Yıldız, then 34 years old and living in a village near Konya in central Turkey with his wife and three children, on the evening of July 15 heard Recep Tayyip Erdoğan's call on TV to resist the military coup plotters by taking to the streets and standing up to military vehicles and soldiers. The young man reportedly got into his car and drove as far as to the capital of Ankara to deliver his civic duty. He was wounded while trying to climb a tank in front of the General Staff headquarters.
The condition of the July 15 hero was critical as he spent his first days and weeks in intensive care. Although experiencing difficulties in speaking, one of the first tings he asked was whether the putschists had been successful. He could hardly believe his interlocutors when he was told that the coup attempt had been thwarted. Yıldız was only truly convinced when Prime Minister Binali Yıldırım visited him in hospital toward the end of July and assured him that the putschists had been overcome.
Past Saturday, after 10 months of treatment and after undergoing several operations, Yıldız was finally discharged from the hospital and allowed to go home. A motorcade formed by friends and relatives took him home to his village in Konya province, where he was met by a ceremony organized to welcome him and thank for his recovery. The program was attended by members of the local administration, religious authorities and AK party representatives.

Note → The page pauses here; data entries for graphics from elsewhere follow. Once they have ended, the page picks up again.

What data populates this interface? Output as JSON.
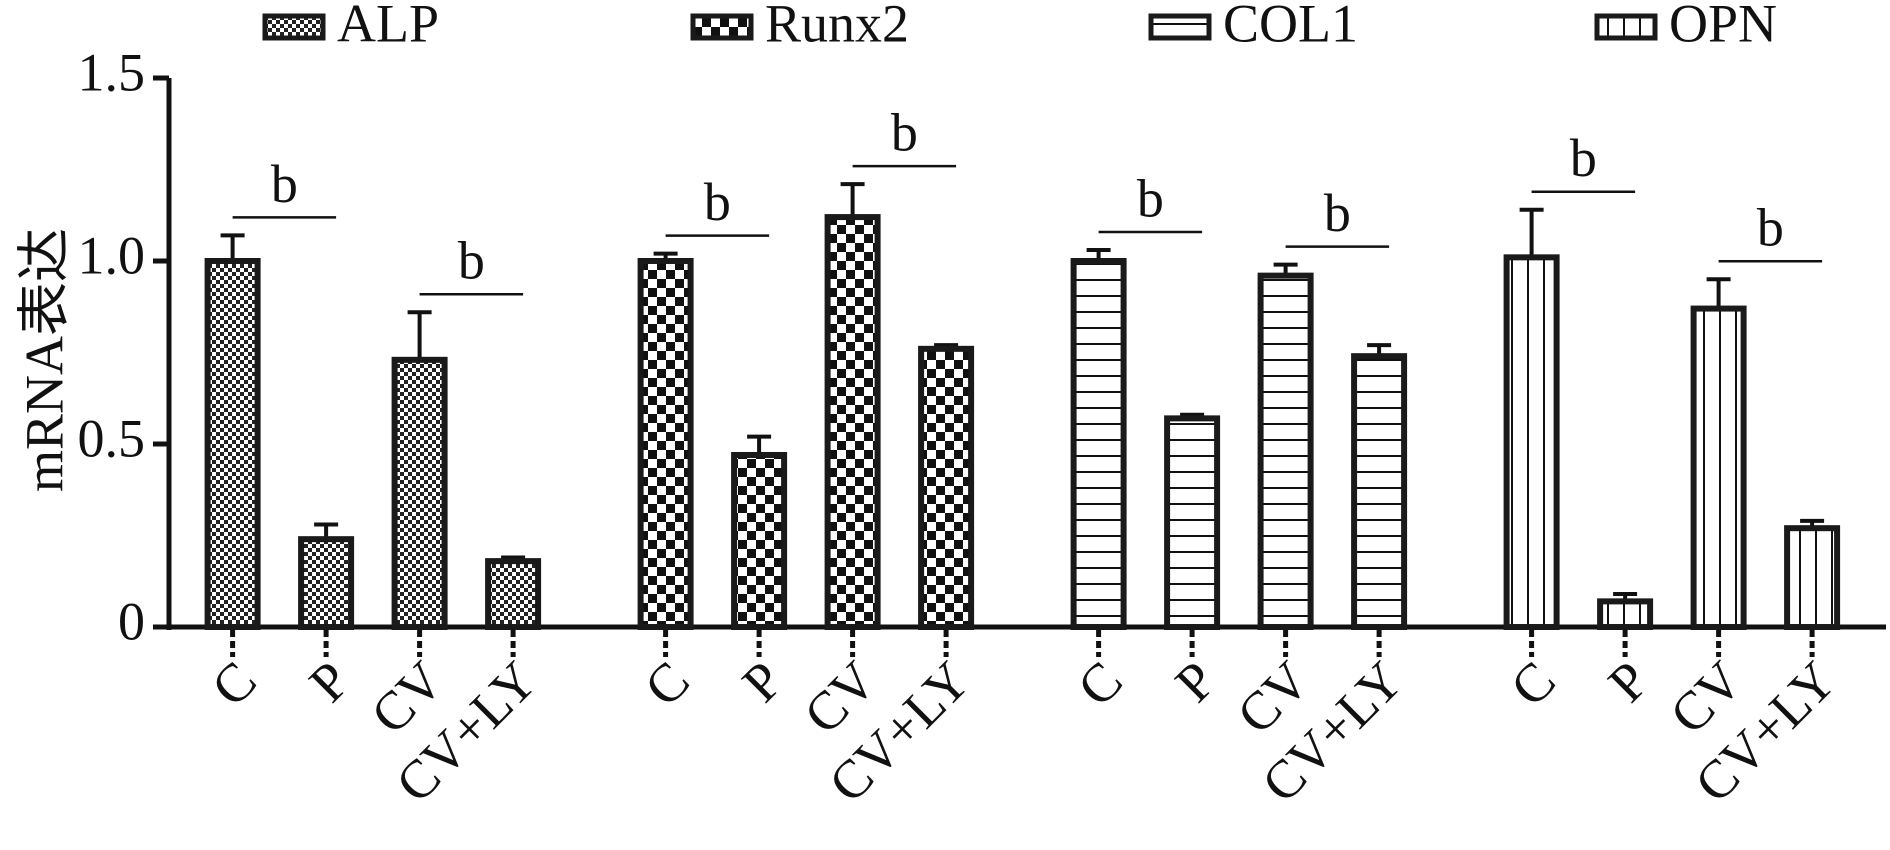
{
  "chart_data": {
    "type": "bar",
    "y_label": "mRNA表达",
    "categories": [
      "C",
      "P",
      "CV",
      "CV+LY"
    ],
    "ylim": [
      0,
      1.5
    ],
    "yticks": [
      0,
      0.5,
      {
        "value": 1,
        "label": "1.0"
      },
      1.5
    ],
    "grid": false,
    "legend": "top",
    "series": [
      {
        "name": "ALP",
        "color": "#1a1a1a",
        "pattern": "fine-check",
        "values": [
          1.0,
          0.24,
          0.73,
          0.18
        ],
        "errors": [
          0.07,
          0.04,
          0.13,
          0.01
        ],
        "annotations": [
          "b",
          "b"
        ]
      },
      {
        "name": "Runx2",
        "color": "#1a1a1a",
        "pattern": "coarse-check",
        "values": [
          1.0,
          0.47,
          1.12,
          0.76
        ],
        "errors": [
          0.02,
          0.05,
          0.09,
          0.01
        ],
        "annotations": [
          "b",
          "b"
        ]
      },
      {
        "name": "COL1",
        "color": "#1a1a1a",
        "pattern": "horizontal",
        "values": [
          1.0,
          0.57,
          0.96,
          0.74
        ],
        "errors": [
          0.03,
          0.01,
          0.03,
          0.03
        ],
        "annotations": [
          "b",
          "b"
        ]
      },
      {
        "name": "OPN",
        "color": "#1a1a1a",
        "pattern": "vertical",
        "values": [
          1.01,
          0.07,
          0.87,
          0.27
        ],
        "errors": [
          0.13,
          0.02,
          0.08,
          0.02
        ],
        "annotations": [
          "b",
          "b"
        ]
      }
    ]
  }
}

"I thank God that I could go down to the place [Ankara] that night. I am very happy for my commander and very proud, it's a good thing I went" Yıldız said during the reception. He also expressed his hope that Turkey would never face such an event again and, as quoted by media reports, added that in his opinion the good side of the failed coup attempt was that it made the country stronger.
Along with Yıldız, some 2,200 people were injured during the coup attempt, whereas 249 people were killed as pro-coup units and aircraft opened fire on security forces and civilians trying to quell the attempt.